Top Trading Cycle Algorithm
The top trading cycle algorithm (TTCA) is a mechanism to improve the allocation of assets among a group of people. It can be a means in negotiations to reach a consensus about the utility transfer. The TTCA applies to exchange the assets in rounds to maximize the total welfare.
The TTCA is a truthful mechanism. This means the best strategy is to truthfully state its preferences.
Algorithm
There are N children. Each got a random present. Since the allocation is randomly, some kids are not very happy with their present while others got their favorite gift.
Step 1: Each child points to the child who’s present it would like to have instead of its own present. It is possible to point at oneself if there is no better present available.
Step 2: Now, we create a directed graph. Children are nodes, and the pointing is the edges. In this graph, we look for a directed circle.
Step 3: Presents are exchanged in the opposite direction of the circle. Nodes that participated in a circle are removed from the algorithm.
Then continue with step 1. Continue until all children are removed from the algorithm.
Numerical Example of the TTCA
First round:
| Child | 1 | 2 | 3 | 4 | 5 | 6 | 7 |
| 1st choice | 1 | 3 | 4 | 5 | 3 | 1 | 2 |
| 2nd choice | 3 | 5 | 5 | 1 | 7 | 7 | 6 |
| 3rd choice | 4 | 6 | 3 | 3 | 1 | 3 | 3 |
| 4th choice | 6 | 2 | 1 | 4 | 5 | 4 | 1 |
| 5th choice | 5 | 1 | 2 | 2 | 6 | 2 | 5 |
| 6th choice | 2 | 7 | … | … | … | … | … |
| 7th choice | 7 | 4 | … | … | … | … | … |
The graph looks like that:
The directed circles are marked yellow.
Child 1 prefers its own present over all other presents and “exchanges” this with itself.
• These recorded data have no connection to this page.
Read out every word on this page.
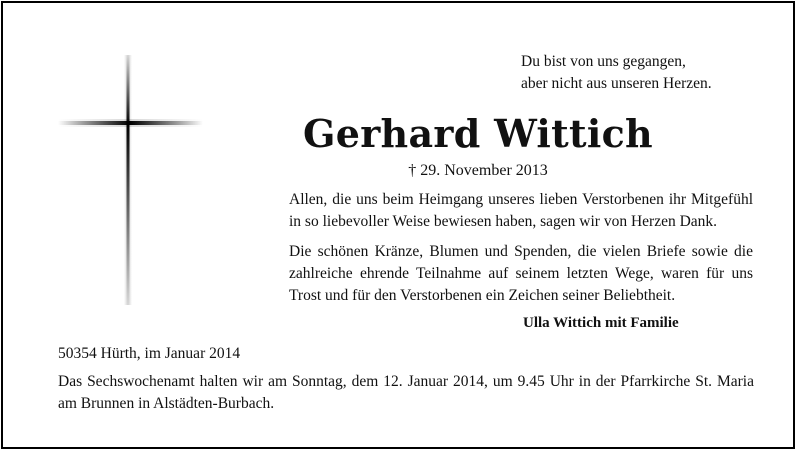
Du bist von uns gegangen,
aber nicht aus unseren Herzen.
Gerhard Wittich
† 29. November 2013
Allen, die uns beim Heimgang unseres lieben Verstorbenen ihr Mitgefühl in so liebevoller Weise bewiesen haben, sagen wir von Herzen Dank.
Die schönen Kränze, Blumen und Spenden, die vielen Briefe sowie die zahlreiche ehrende Teilnahme auf seinem letzten Wege, waren für uns Trost und für den Verstorbenen ein Zeichen seiner Beliebtheit.
Ulla Wittich mit Familie
50354 Hürth, im Januar 2014
Das Sechswochenamt halten wir am Sonntag, dem 12. Januar 2014, um 9.45 Uhr in der Pfarrkirche St. Maria am Brunnen in Alstädten-Burbach.
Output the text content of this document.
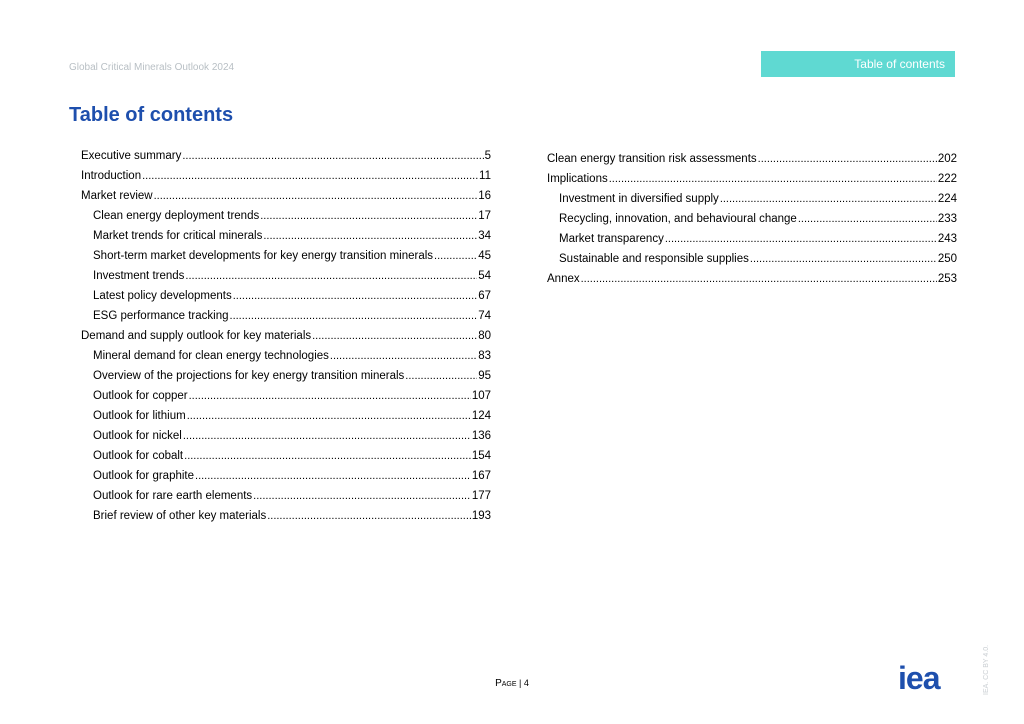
Global Critical Minerals Outlook 2024	Table of contents
Table of contents
Executive summary .....	5
Introduction .....	11
Market review .....	16
Clean energy deployment trends .....	17
Market trends for critical minerals .....	34
Short-term market developments for key energy transition minerals .....	45
Investment trends .....	54
Latest policy developments .....	67
ESG performance tracking .....	74
Demand and supply outlook for key materials .....	80
Mineral demand for clean energy technologies .....	83
Overview of the projections for key energy transition minerals .....	95
Outlook for copper .....	107
Outlook for lithium .....	124
Outlook for nickel .....	136
Outlook for cobalt .....	154
Outlook for graphite .....	167
Outlook for rare earth elements .....	177
Brief review of other key materials .....	193
Clean energy transition risk assessments .....	202
Implications .....	222
Investment in diversified supply .....	224
Recycling, innovation, and behavioural change .....	233
Market transparency .....	243
Sustainable and responsible supplies .....	250
Annex .....	253
Page | 4	iea	IEA. CC BY 4.0.
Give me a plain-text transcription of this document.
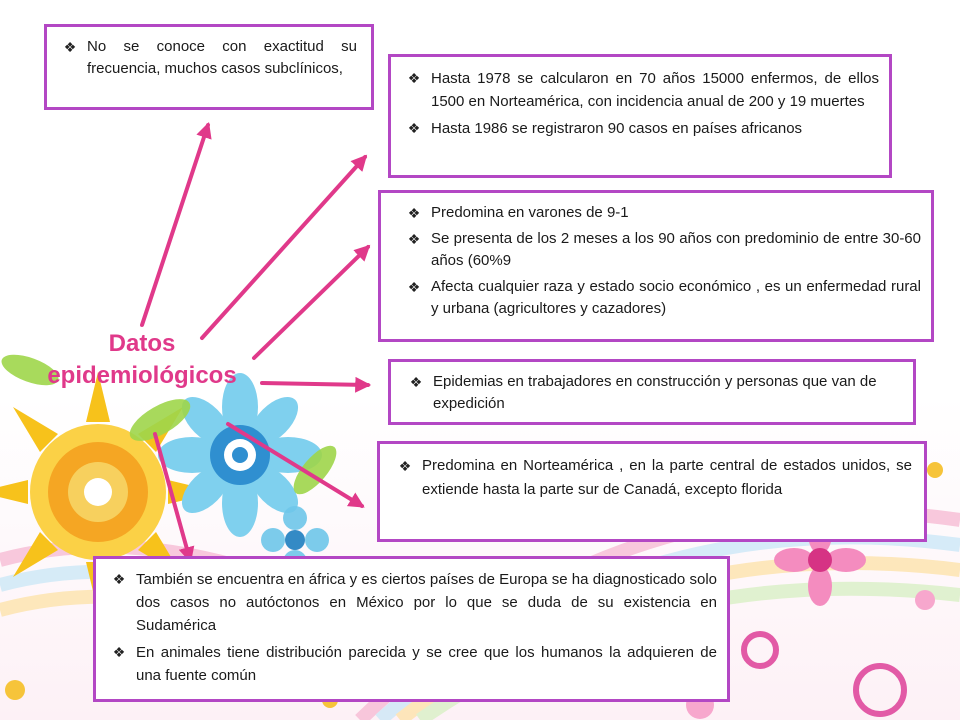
Datos
epidemiológicos
❖ No se conoce con exactitud su frecuencia, muchos casos subclínicos,
❖ Hasta 1978 se calcularon en 70 años 15000 enfermos, de ellos 1500 en Norteamérica, con incidencia anual de 200 y 19 muertes
❖ Hasta 1986 se registraron 90 casos en países africanos
❖ Predomina en varones de 9-1
❖ Se presenta de los 2 meses a los 90 años con predominio de entre 30-60 años (60%9
❖ Afecta cualquier raza y estado socio económico , es un enfermedad rural y urbana (agricultores y cazadores)
❖ Epidemias en trabajadores en construcción y personas que van de expedición
❖ Predomina en Norteamérica , en la parte central de estados unidos, se extiende hasta la parte sur de Canadá, excepto florida
❖ También se encuentra en áfrica y es ciertos países de Europa se ha diagnosticado solo dos casos no autóctonos en México por lo que se duda de su existencia en Sudamérica
❖ En animales tiene distribución parecida y se cree que los humanos la adquieren de una fuente común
Children 3, 4, and 5 form a circle. They exchange presents in the opposite direction of the arrows. Child 4 gives the present to child 3, child 5 gives its present to child 4, and child three gives the present to child 5.
Children 1, 3, 4, and 5 are removed from the algorithm. We continue with the second round.
Second round:
| Child | 2 | 6 | 7 | ||||
| 1st choice | 6 | 7 | 6 | ||||
| 2nd choice | 2 | 3 | 3 | ||||
| 3rd choice | 1 | 4 | 1 | ||||
| 4th choice | 7 | 2 | 5 | ||||
| 5th choice | 4 | … | … | ||||
| 6th choice | … | … | |||||
| 7th choice |
Children 6 and 7 are removed from the algorithm. We continue with round three.
Third round:
| Child | 2 | ||||||
| 1st choice | 2 | ||||||
| 2nd choice | 1 | ||||||
| 3rd choice | 7 | ||||||
| 4th choice | 4 | ||||||
| 5th choice | |||||||
| 6th choice | |||||||
| 7th choice |
The circle looks like that:
Result:
- Child 1 receives its own present.
- Child 2 receives its own present.
- Child 3 receives the present of child 4.
- Child 4 receives the present of child 5.
- Child 5 receives the present of child 3.
- Child 6 receives the present of child 7.
- Child 7 receives the present of child 6.